In October, several prominent donors and professors said there are three likely contenders besides Garber from within the University: Harvard Business School Dean Nitin Nohria, Government professor Danielle S. Allen, and Dean of the Faculty of Arts and Sciences Michael D. Smith.

Kim has connections to Harvard and experience heading another Ivy League university. Kim, who holds a M.D. and a Ph.D. in anthropology from Harvard, chaired a Harvard Medical School department, led another department at the Harvard-affiliated Brigham and Women’s Hospital, and directed a research center at the School of Public Health. University presidential search committees have historically preferred candidates with Harvard credentials; the 2001 search committee passed over several top contenders for their lack of a Harvard degree.

Kim also has ties to prominent Harvard faculty. In 1987, he helped found the global health organization Partners in Health along with University professor Paul Farmer, who chairs Harvard’s department of Global Health and Social Medicine.

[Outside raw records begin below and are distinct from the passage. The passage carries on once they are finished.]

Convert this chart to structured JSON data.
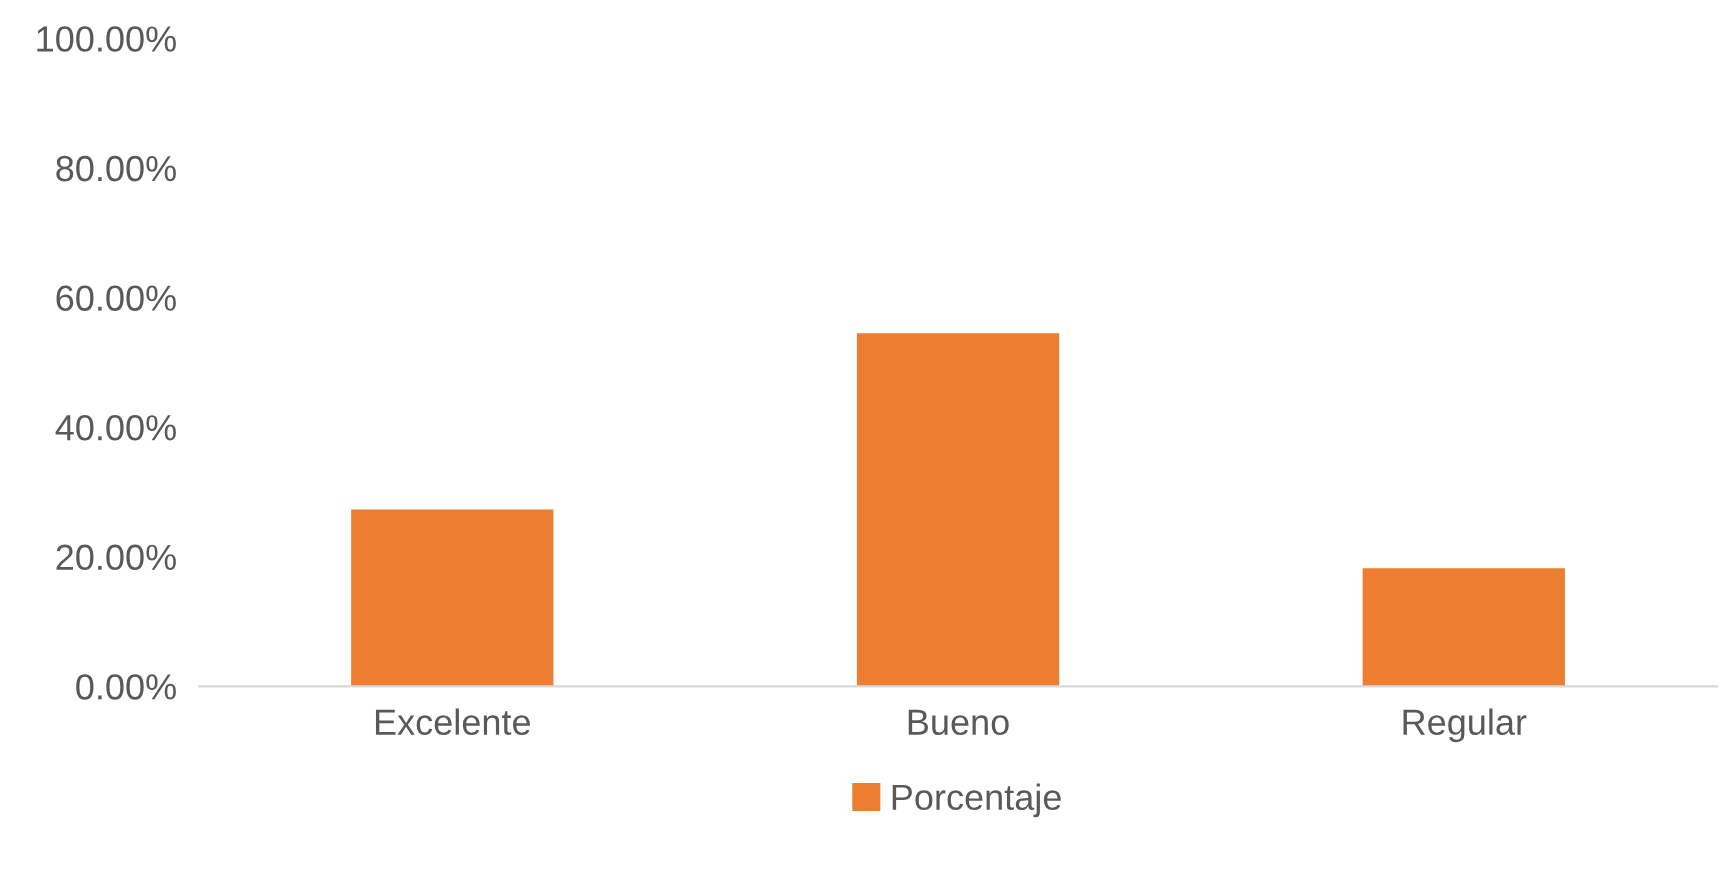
{
  "chart_data": {
    "type": "bar",
    "categories": [
      "Excelente",
      "Bueno",
      "Regular"
    ],
    "series": [
      {
        "name": "Porcentaje",
        "color": "#ed7d31",
        "values": [
          27.3,
          54.5,
          18.2
        ]
      }
    ],
    "ylim": [
      0,
      100
    ],
    "yticks": [
      {
        "value": 0,
        "label": "0.00%"
      },
      {
        "value": 20,
        "label": "20.00%"
      },
      {
        "value": 40,
        "label": "40.00%"
      },
      {
        "value": 60,
        "label": "60.00%"
      },
      {
        "value": 80,
        "label": "80.00%"
      },
      {
        "value": 100,
        "label": "100.00%"
      }
    ],
    "grid": false,
    "legend": "bottom"
  }
}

When Kim took on the Dartmouth presidency in August 2009, he became the first Asian-American to hold the top job at an Ivy League school. During his time in Hanover, N.H., Kim revamped Dartmouth’s global health-related programs and oversaw efforts to better educate students on sexual assault prevention.

But his tenure at Dartmouth was not without controversy. He drew criticism from students and faculty when he declined to release the school’s budget in 2010. And when he left for the World Bank in 2012, some argued his departure from Dartmouth after roughly three years demonstrated a lack of commitment to the university.

Though sources say Kim has discussed the possibility of the Harvard presidency in private, the World Bank leader wrote in a recent memo to colleagues that he plans to stay in his current role.

In a new year’s note to World Bank staff earlier this month, Kim wrote he would continue to further the organization’s mission of alleviating poverty and that he and his colleagues were “in this for the long haul.”

“I look forward to supporting all of you as we continue that mission, in 2018, and in the years to come,” he wrote.

Nonetheless, some of Kim’s former Medical School colleagues said they think he would be an excellent University president. John G. Meara, a professor of Global Health and Social Medicine, wrote in an email in January that he thinks Kim has the “courage” to make the difficult changes and decisions that any large university may need.

Megan Murray, an Epidemiology professor who overlapped with Kim at the Medical School, agreed.

“Harvard needs someone with respected academic credentials as well as high level management and financial experience and that special combination of confidence and tact that characterizes effective leadership. I think Jim has all that and more,” Murray wrote in an email earlier this month.

“I think he would be a great choice—and he should be what Harvard is looking for,” she wrote.